Contrat d’approvisionnement exclusif : la contrepartie du fournisseur ne doit pas être dérisoire
Le contrat d’achat exclusif de boissons liant un exploitant de café-restaurant à un fournisseur n’est pas nul si le fournisseur s’est effectivement engagé à des contreparties substantielles. C’est ce qu’a rappelé la cour d’appel de Bourges dans une décision récente, en rejetant la demande d’annulation du contrat pour absence de cause valable.
L’exploitant contestait la validité du contrat au motif que les obligations de son cocontractant étaient, selon lui, dérisoires au regard de son propre engagement d’achat. Toutefois, la juridiction a considéré que les prestations promises par le fournisseur justifiaient l’exclusivité consentie.
Des contreparties jugées réelles et substantielles
Le fournisseur s’était engagé à fournir un prêt sans intérêt de 40 000 €, remboursable sur 72 mois, ainsi qu’à mettre à disposition du matériel professionnel (tireuse à bière, machine à café, armoires réfrigérées), déclaré pour une valeur de 10 000 €. Il offrait en outre des remises annuelles de 80 € par 1 000 litres de bière vendue et une remise de 17 % sur une partie du chiffre d’affaires.
En contrepartie, l’exploitant s’était engagé à acheter exclusivement ses boissons auprès du fournisseur, avec des seuils minimaux annuels de 55 000 litres de bière en fût et 38 000 € pour les autres produits. Une clause de nantissement du fonds de commerce garantissait l'exécution du contrat.

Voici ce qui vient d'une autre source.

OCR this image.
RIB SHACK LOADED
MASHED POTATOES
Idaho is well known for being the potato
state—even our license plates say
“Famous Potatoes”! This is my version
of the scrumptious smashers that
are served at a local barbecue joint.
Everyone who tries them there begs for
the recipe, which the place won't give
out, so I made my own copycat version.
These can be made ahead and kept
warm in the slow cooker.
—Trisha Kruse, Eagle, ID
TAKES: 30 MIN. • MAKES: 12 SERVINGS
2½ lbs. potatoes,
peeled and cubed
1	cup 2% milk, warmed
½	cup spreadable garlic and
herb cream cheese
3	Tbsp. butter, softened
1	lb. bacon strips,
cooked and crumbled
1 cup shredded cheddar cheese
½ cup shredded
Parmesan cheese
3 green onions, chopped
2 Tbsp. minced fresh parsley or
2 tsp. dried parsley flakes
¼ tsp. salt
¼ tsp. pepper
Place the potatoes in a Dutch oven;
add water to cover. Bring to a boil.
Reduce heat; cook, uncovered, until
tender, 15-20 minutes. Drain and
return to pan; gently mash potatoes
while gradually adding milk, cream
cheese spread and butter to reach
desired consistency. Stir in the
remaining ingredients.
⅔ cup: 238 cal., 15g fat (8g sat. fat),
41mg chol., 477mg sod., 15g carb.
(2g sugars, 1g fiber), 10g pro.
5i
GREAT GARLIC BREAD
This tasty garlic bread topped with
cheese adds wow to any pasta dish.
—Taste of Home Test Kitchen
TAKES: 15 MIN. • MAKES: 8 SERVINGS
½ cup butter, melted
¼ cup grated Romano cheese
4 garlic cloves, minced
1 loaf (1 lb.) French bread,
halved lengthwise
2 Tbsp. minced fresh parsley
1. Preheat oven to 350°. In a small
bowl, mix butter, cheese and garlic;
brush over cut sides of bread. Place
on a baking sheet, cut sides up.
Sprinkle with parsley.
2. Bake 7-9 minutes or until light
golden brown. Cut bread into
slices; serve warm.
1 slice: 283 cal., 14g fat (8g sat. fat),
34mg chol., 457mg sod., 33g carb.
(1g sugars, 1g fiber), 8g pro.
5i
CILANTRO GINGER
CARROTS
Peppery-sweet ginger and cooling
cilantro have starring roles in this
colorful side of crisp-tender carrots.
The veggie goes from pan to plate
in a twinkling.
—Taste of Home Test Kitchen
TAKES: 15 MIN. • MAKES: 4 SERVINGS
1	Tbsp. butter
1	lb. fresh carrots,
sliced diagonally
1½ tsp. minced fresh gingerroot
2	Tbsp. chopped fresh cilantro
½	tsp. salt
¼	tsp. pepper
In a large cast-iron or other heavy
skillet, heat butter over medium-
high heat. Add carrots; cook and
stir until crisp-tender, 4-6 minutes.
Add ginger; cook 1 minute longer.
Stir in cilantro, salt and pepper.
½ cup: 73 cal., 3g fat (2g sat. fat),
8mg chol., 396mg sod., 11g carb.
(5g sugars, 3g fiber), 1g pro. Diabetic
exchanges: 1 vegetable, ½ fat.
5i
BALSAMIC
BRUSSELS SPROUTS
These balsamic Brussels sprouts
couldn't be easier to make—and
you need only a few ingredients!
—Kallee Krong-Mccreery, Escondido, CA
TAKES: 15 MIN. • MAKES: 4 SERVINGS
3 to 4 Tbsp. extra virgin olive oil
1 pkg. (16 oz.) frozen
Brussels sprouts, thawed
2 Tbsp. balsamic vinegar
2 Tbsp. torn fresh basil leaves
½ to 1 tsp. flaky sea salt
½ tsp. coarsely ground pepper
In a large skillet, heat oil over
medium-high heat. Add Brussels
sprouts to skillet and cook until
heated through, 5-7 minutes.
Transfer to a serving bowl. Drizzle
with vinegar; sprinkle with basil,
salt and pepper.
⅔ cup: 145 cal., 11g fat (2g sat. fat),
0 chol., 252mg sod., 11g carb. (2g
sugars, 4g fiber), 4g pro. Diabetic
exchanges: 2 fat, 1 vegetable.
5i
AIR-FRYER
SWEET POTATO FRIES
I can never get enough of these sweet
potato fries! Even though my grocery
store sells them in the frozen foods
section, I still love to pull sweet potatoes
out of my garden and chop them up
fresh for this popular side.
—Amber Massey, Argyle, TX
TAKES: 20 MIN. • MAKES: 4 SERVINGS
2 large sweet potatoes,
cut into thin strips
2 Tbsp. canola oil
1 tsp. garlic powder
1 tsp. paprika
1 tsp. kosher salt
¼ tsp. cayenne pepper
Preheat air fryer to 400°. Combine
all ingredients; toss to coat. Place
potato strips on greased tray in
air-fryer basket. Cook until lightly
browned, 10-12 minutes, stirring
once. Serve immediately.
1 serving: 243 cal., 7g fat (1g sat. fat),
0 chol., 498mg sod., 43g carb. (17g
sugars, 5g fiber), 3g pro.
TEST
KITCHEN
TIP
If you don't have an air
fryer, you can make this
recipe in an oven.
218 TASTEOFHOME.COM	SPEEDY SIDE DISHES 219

Une appréciation au cas par cas
En droit français, un contrat onéreux est nul si la contrepartie convenue est illusoire ou dérisoire au moment de sa formation (article 1169 du Code civil). Cette appréciation relève du pouvoir souverain des juges du fond, qui analysent les faits au cas par cas.

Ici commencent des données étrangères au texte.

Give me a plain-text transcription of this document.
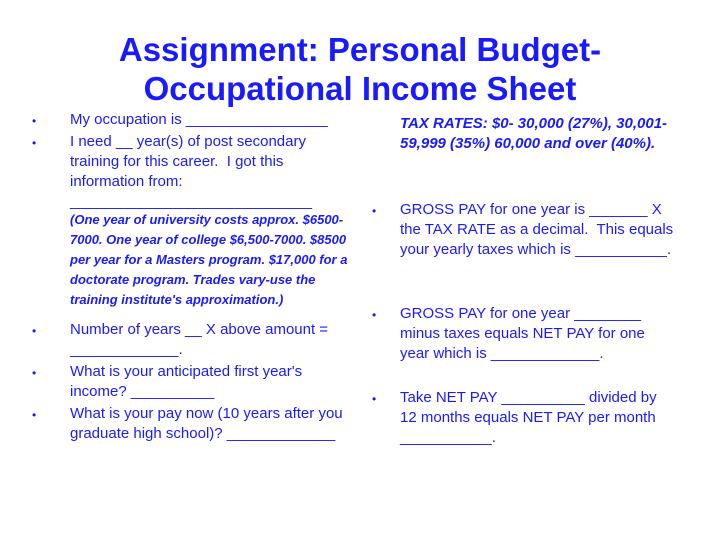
Assignment: Personal Budget-
Occupational Income Sheet
• My occupation is _________________
• I need __ year(s) of post secondary training for this career.  I got this information from: _____________________________
(One year of university costs approx. $6500-7000. One year of college $6,500-7000. $8500 per year for a Masters program. $17,000 for a doctorate program. Trades vary-use the training institute's approximation.)
• Number of years __ X above amount = _____________.
• What is your anticipated first year's income? __________
• What is your pay now (10 years after you graduate high school)? _____________
TAX RATES: $0- 30,000 (27%), 30,001-59,999 (35%) 60,000 and over (40%).
• GROSS PAY for one year is _______ X the TAX RATE as a decimal.  This equals your yearly taxes which is ___________.
• GROSS PAY for one year ________ minus taxes equals NET PAY for one year which is _____________.
• Take NET PAY __________ divided by 12 months equals NET PAY per month ___________.
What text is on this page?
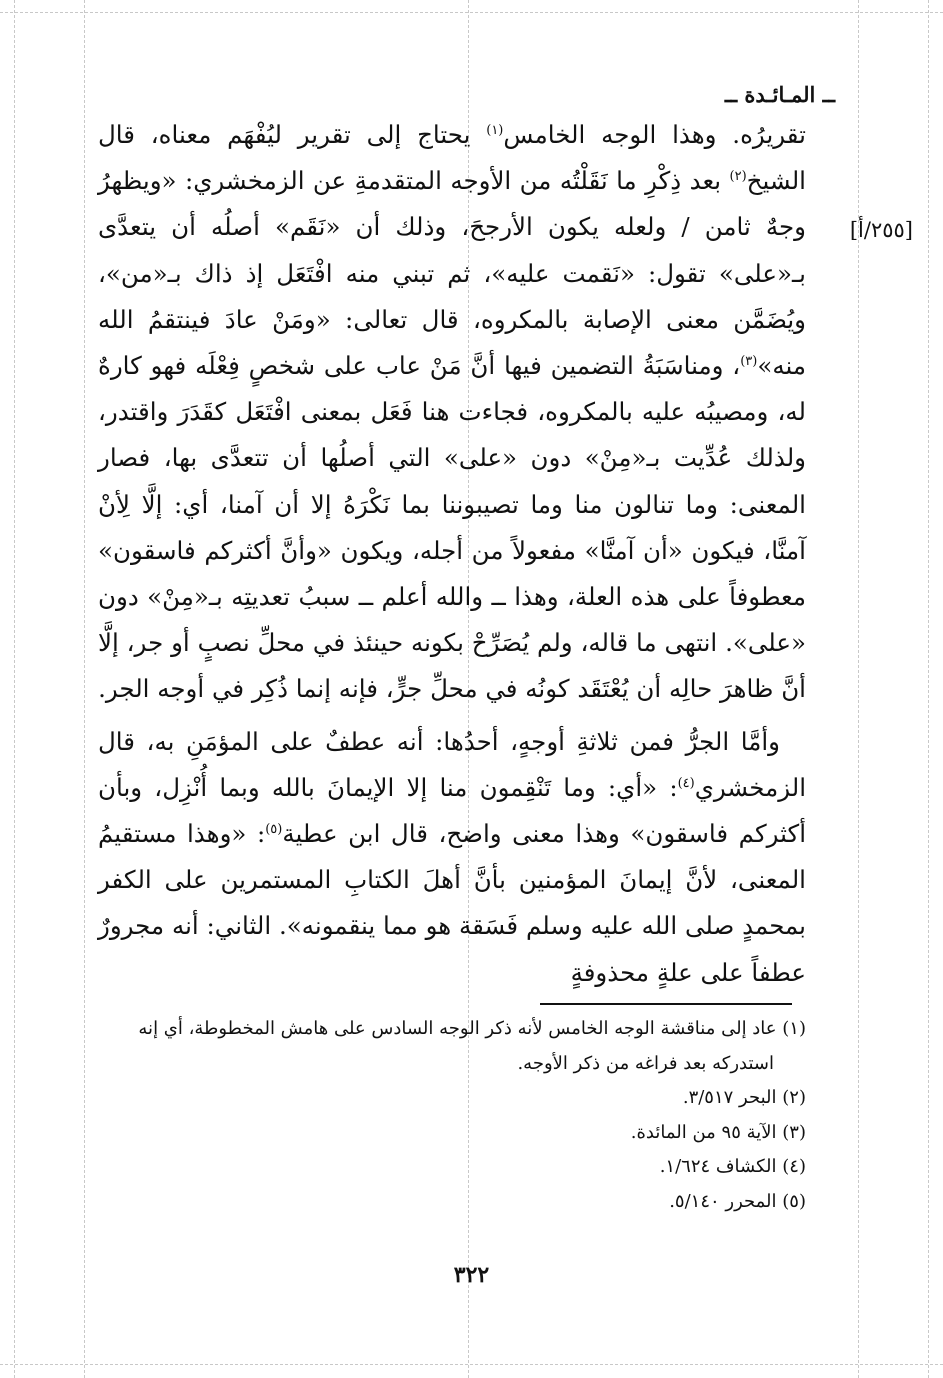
ــ المـائـدة ــ
[٢٥٥/أ]

تقريرُه. وهذا الوجه الخامس$^{(١)}$ يحتاج إلى تقرير ليُفْهَم معناه، قال الشيخ$^{(٢)}$ بعد ذِكْرِ ما نَقَلْتُه من الأوجه المتقدمةِ عن الزمخشري: «ويظهرُ وجهٌ ثامن / ولعله يكون الأرجحَ، وذلك أن «نَقَم» أصلُه أن يتعدَّى بـ«على» تقول: «نَقمت عليه»، ثم تبني منه افْتَعَل إذ ذاك بـ«من»، ويُضَمَّن معنى الإصابة بالمكروه، قال تعالى: «ومَنْ عادَ فينتقمُ الله منه»$^{(٣)}$، ومناسَبَةُ التضمين فيها أنَّ مَنْ عاب على شخصٍ فِعْلَه فهو كارهٌ له، ومصيبُه عليه بالمكروه، فجاءت هنا فَعَل بمعنى افْتَعَل كقَدَرَ واقتدر، ولذلك عُدِّيت بـ«مِنْ» دون «على» التي أصلُها أن تتعدَّى بها، فصار المعنى: وما تنالون منا وما تصيبوننا بما نَكْرَهُ إلا أن آمنا، أي: إلَّا لِأنْ آمنَّا، فيكون «أن آمنَّا» مفعولاً من أجله، ويكون «وأنَّ أكثركم فاسقون» معطوفاً على هذه العلة، وهذا ــ والله أعلم ــ سببُ تعديتِه بـ«مِنْ» دون «على». انتهى ما قاله، ولم يُصَرِّحْ بكونه حينئذ في محلِّ نصبٍ أو جر، إلَّا أنَّ ظاهرَ حالِه أن يُعْتَقَد كونُه في محلِّ جرٍّ، فإنه إنما ذُكِر في أوجه الجر.

وأمَّا الجرُّ فمن ثلاثةِ أوجهٍ، أحدُها: أنه عطفٌ على المؤمَنِ به، قال الزمخشري$^{(٤)}$: «أي: وما تَنْقِمون منا إلا الإيمانَ بالله وبما أُنْزِل، وبأن أكثركم فاسقون» وهذا معنى واضح، قال ابن عطية$^{(٥)}$: «وهذا مستقيمُ المعنى، لأنَّ إيمانَ المؤمنين بأنَّ أهلَ الكتابِ المستمرين على الكفر بمحمدٍ صلى الله عليه وسلم فَسَقة هو مما ينقمونه». الثاني: أنه مجرورٌ عطفاً على علةٍ محذوفةٍ

(١) عاد إلى مناقشة الوجه الخامس لأنه ذكر الوجه السادس على هامش المخطوطة، أي إنه

استدركه بعد فراغه من ذكر الأوجه.

(٢) البحر ٣/٥١٧.

(٣) الآية ٩٥ من المائدة.

(٤) الكشاف ١/٦٢٤.

(٥) المحرر ٥/١٤٠.

٣٢٢
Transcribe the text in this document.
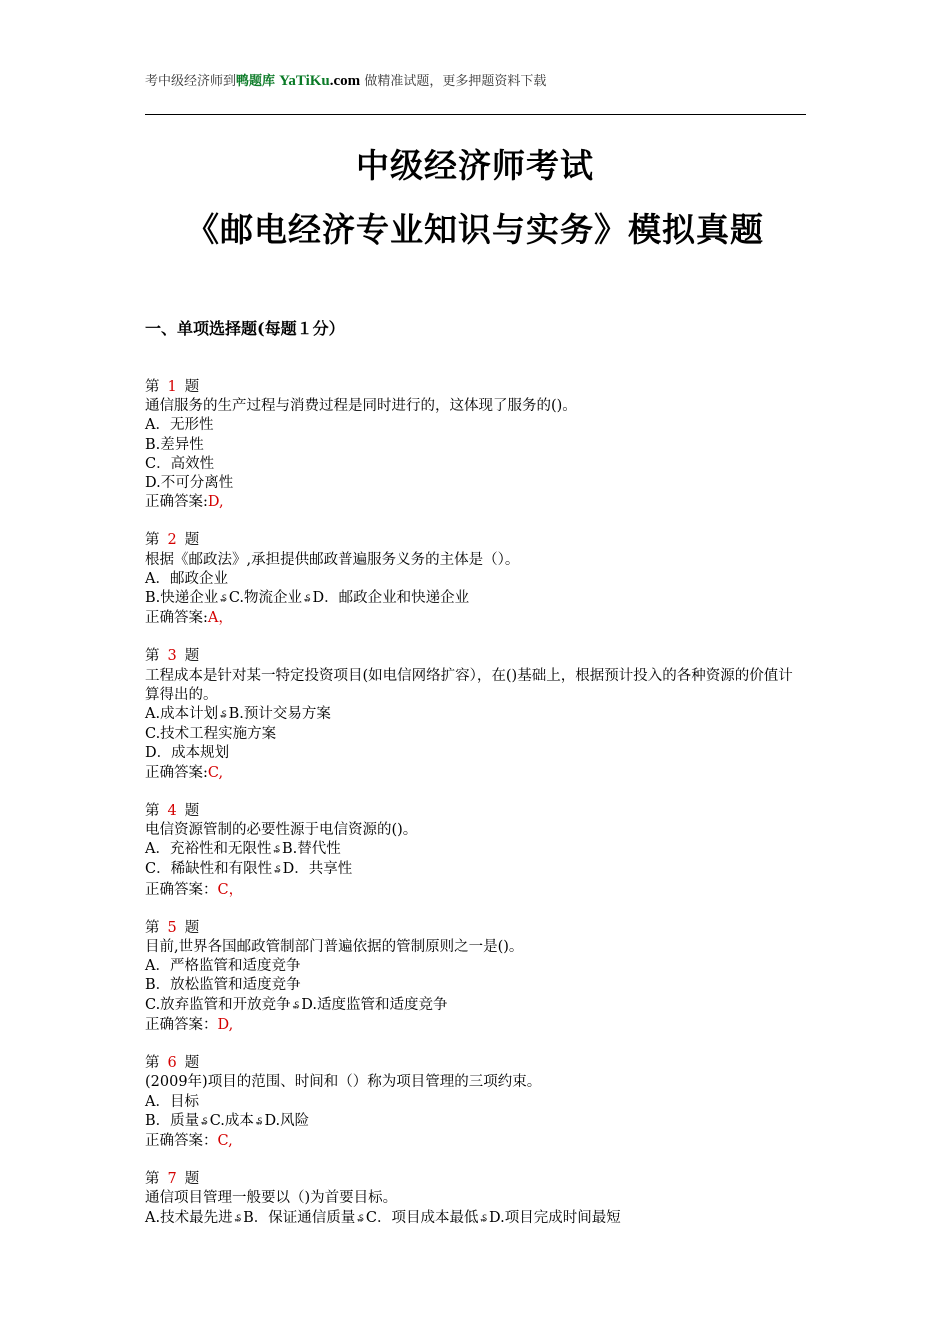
考中级经济师到鸭题库 YaTiKu.com 做精准试题，更多押题资料下载
中级经济师考试
《邮电经济专业知识与实务》模拟真题
一、单项选择题(每题１分）
第 1 题
通信服务的生产过程与消费过程是同时进行的，这体现了服务的()。
A．无形性
B.差异性
C．高效性
D.不可分离性
正确答案:D,
第 2 题
根据《邮政法》,承担提供邮政普遍服务义务的主体是（）。
A．邮政企业
B.快递企业 ₷ C.物流企业 ₷ D．邮政企业和快递企业
正确答案:A，
第 3 题
工程成本是针对某一特定投资项目(如电信网络扩容），在()基础上，根据预计投入的各种资源的价值计算得出的。
A.成本计划 ₷ B.预计交易方案
C.技术工程实施方案
D．成本规划
正确答案:C,
第 4 题
电信资源管制的必要性源于电信资源的()。
A．充裕性和无限性 ₷ B.替代性
C．稀缺性和有限性 ₷ D．共享性
正确答案：C，
第 5 题
目前,世界各国邮政管制部门普遍依据的管制原则之一是()。
A．严格监管和适度竞争
B．放松监管和适度竞争
C.放弃监管和开放竞争 ₷ D.适度监管和适度竞争
正确答案：D,
第 6 题
(2009年)项目的范围、时间和（）称为项目管理的三项约束。
A．目标
B．质量 ₷ C.成本 ₷ D.风险
正确答案：C,
第 7 题
通信项目管理一般要以（)为首要目标。
A.技术最先进 ₷ B．保证通信质量 ₷ C．项目成本最低 ₷ D.项目完成时间最短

Dans cette affaire, l’exploitant ne prouvait pas que le prêt et le matériel mis à disposition étaient inadaptés ou surévalués. De plus, le contrat prévoyait que le fournisseur ne pouvait exiger la restitution du matériel qu’en cas d’inexécution de la clause d’exclusivité, ce qui renforçait l’équilibre contractuel.
Des décisions antérieures nuançant les critères
Les juridictions ont déjà annulé des contrats de ce type en retenant le caractère dérisoire de la contrepartie. C’est le cas notamment lorsque le fournisseur :
- se contentait de se porter caution simple à hauteur de 20 % d’un prêt bancaire, alors même qu’il était garanti par un tiers ;
- garantissait l’obtention d’un prêt bancaire, sans engagement financier réel ;
- cautionnait un prêt finalement accordé sans exiger sa garantie.
À l’inverse, une subvention de 5 000 € a été jugée suffisante dans une autre affaire, en rapport avec l’activité de l’exploitant et les montants d’achats fixés, démontrant que l’évaluation dépend étroitement du contexte économique du contrat.
Cette décision illustre la rigueur avec laquelle les juges examinent les engagements contractuels dans les contrats d’exclusivité, notamment dans le secteur des boissons. L’équilibre des obligations réciproques reste un principe fondamental pour assurer la validité des contrats commerciaux.